Now in pragmatic terms, we can relegate this issue to assumptions. Every harmonization project must make some assumptions about spearate and joint data quality and this might just add another such assumption. In fact, we routinely make this assumption when analyzing single-source data in the social sciences. If we asked men and women in Germany how interested they were in politics, and found a higher average score for men, most researchers would say men are more interested in politics. This means social scientists routinely assume measurement invariance; here between male and female respondents.
The way QuestionLink is set up, it assumes population invariance
within each population defined with a unique population
id.
It also assumes that population invariance between such groups is
violated and (chained) equating across populations is not desirable.
This way, users can make their own decisions. Up until now, we used
countries as population examples. However, you can also distinguish
subpopulations. In data from one country, you might define “women” and
“men” as ids in population
. Then you would get separate
recoding tables which would also be used separately to other data.

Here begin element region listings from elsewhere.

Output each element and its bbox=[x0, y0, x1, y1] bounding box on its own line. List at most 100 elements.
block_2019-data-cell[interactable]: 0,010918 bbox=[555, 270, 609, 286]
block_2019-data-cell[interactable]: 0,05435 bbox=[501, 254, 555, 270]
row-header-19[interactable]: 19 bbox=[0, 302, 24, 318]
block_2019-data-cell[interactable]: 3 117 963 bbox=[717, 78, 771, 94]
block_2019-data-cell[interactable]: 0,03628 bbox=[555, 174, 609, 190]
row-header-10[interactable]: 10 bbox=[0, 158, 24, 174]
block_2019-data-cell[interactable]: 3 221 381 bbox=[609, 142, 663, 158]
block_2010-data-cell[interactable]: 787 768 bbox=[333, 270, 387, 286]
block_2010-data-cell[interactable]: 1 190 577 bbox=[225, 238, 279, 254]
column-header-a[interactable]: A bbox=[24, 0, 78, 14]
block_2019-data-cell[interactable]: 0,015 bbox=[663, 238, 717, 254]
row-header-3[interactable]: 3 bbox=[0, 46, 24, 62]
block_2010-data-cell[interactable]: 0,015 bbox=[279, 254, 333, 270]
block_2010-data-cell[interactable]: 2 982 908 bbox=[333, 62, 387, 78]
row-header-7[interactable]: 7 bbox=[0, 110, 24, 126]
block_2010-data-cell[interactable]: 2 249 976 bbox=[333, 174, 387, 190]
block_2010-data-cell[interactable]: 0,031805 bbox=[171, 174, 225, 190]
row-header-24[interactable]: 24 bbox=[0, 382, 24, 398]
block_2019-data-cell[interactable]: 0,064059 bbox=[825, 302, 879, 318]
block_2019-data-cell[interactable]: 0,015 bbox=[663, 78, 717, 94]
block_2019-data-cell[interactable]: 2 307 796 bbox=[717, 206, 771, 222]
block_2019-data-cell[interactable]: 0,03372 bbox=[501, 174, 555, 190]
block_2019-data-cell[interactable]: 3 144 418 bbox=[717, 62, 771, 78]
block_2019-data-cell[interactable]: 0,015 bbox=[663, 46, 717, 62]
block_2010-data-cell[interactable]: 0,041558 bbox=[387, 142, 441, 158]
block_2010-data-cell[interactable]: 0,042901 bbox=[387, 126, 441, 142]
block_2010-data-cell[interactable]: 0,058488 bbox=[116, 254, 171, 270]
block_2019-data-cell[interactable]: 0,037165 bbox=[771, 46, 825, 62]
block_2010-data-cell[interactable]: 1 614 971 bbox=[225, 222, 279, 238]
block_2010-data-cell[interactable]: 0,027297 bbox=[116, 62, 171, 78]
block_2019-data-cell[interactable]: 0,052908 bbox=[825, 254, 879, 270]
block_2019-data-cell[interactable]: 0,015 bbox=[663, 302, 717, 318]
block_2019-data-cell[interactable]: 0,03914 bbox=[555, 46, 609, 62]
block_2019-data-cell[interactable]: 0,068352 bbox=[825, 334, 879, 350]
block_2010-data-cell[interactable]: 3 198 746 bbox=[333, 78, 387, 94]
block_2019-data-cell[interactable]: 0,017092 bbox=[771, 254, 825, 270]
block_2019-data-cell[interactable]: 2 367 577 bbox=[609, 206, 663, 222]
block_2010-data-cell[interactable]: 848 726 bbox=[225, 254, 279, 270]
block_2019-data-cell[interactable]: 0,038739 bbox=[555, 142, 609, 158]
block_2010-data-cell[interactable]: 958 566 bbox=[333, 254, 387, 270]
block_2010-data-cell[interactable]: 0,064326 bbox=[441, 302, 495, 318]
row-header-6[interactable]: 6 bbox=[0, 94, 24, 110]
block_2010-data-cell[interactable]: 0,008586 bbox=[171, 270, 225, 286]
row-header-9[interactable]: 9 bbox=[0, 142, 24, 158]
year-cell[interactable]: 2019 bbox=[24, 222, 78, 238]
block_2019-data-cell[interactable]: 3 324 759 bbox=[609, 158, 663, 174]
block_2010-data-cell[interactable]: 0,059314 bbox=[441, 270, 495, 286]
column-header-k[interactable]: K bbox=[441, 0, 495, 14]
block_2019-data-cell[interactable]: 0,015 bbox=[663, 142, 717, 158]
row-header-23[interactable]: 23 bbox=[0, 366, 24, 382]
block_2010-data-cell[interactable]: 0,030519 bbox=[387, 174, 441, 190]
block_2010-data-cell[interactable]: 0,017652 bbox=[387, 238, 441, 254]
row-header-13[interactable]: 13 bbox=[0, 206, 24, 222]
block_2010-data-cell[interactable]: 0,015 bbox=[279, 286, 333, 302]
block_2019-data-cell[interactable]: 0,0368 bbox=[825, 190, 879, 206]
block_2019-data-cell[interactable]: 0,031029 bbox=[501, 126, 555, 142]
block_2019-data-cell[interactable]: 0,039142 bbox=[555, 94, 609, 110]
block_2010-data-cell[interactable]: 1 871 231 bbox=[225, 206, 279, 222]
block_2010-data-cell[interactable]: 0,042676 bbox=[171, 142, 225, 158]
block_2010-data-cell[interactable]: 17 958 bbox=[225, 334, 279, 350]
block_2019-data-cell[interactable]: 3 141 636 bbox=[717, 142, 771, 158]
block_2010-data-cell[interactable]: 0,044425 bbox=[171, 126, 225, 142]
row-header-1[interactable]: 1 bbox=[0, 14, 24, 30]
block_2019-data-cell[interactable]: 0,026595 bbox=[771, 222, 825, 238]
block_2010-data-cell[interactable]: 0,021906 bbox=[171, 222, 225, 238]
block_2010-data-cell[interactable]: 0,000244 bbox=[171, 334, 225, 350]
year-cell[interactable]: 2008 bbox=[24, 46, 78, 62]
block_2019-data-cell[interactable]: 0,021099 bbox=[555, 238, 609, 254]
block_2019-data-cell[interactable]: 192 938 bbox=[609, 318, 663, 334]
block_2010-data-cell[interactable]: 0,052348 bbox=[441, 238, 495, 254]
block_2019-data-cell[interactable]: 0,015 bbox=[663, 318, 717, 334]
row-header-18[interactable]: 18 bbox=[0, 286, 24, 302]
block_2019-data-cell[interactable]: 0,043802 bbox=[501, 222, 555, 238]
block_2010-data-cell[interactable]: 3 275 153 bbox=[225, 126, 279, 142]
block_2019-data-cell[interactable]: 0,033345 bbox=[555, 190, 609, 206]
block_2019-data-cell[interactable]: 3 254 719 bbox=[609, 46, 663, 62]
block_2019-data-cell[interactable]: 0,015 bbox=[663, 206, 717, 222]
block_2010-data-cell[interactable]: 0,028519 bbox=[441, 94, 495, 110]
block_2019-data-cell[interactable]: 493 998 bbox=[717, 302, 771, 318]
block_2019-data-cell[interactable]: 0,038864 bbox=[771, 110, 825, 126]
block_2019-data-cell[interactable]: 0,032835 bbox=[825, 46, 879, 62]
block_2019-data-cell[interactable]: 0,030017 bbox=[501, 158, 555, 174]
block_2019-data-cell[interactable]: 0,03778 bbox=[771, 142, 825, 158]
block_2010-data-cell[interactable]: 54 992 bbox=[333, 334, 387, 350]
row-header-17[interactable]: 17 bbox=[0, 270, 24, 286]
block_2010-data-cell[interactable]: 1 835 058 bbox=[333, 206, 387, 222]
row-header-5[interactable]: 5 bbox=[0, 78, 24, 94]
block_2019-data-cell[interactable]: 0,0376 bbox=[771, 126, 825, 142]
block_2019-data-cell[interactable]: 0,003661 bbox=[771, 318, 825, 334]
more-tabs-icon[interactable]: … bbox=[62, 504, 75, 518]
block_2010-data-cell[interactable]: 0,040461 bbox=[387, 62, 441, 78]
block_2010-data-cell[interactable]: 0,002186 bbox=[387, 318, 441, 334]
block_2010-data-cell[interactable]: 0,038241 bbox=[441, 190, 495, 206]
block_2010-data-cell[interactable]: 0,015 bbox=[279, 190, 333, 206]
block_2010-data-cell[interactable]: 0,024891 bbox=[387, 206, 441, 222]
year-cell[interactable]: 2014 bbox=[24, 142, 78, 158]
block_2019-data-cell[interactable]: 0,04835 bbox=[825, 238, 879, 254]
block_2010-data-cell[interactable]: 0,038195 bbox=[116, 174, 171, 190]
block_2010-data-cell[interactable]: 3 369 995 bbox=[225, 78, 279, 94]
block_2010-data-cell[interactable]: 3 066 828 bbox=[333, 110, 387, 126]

Apart from which data to use for deriving the recoding tables, the issue of population invariance also governs which other data we can apply the recoding tables to. Imagine deriving recoding tables from surveys of the general adult population in a country. Can you then use the resulting recoding table to harmonize survey data collected in a sample of teenagers? Well, you can if you feel confident that those teenagers understand and treat the question similarly to adults.
Sometimes, we can also try to vet our population invariance
assumption empirically. Specifically, we can check for
population invariance when we have random groups data from both
populations. Then we can define these populations with a
population
id and apply QuestionLink. If we get very
similar recoding tables in both (or more) populations, then this
supports the population invariance assumption.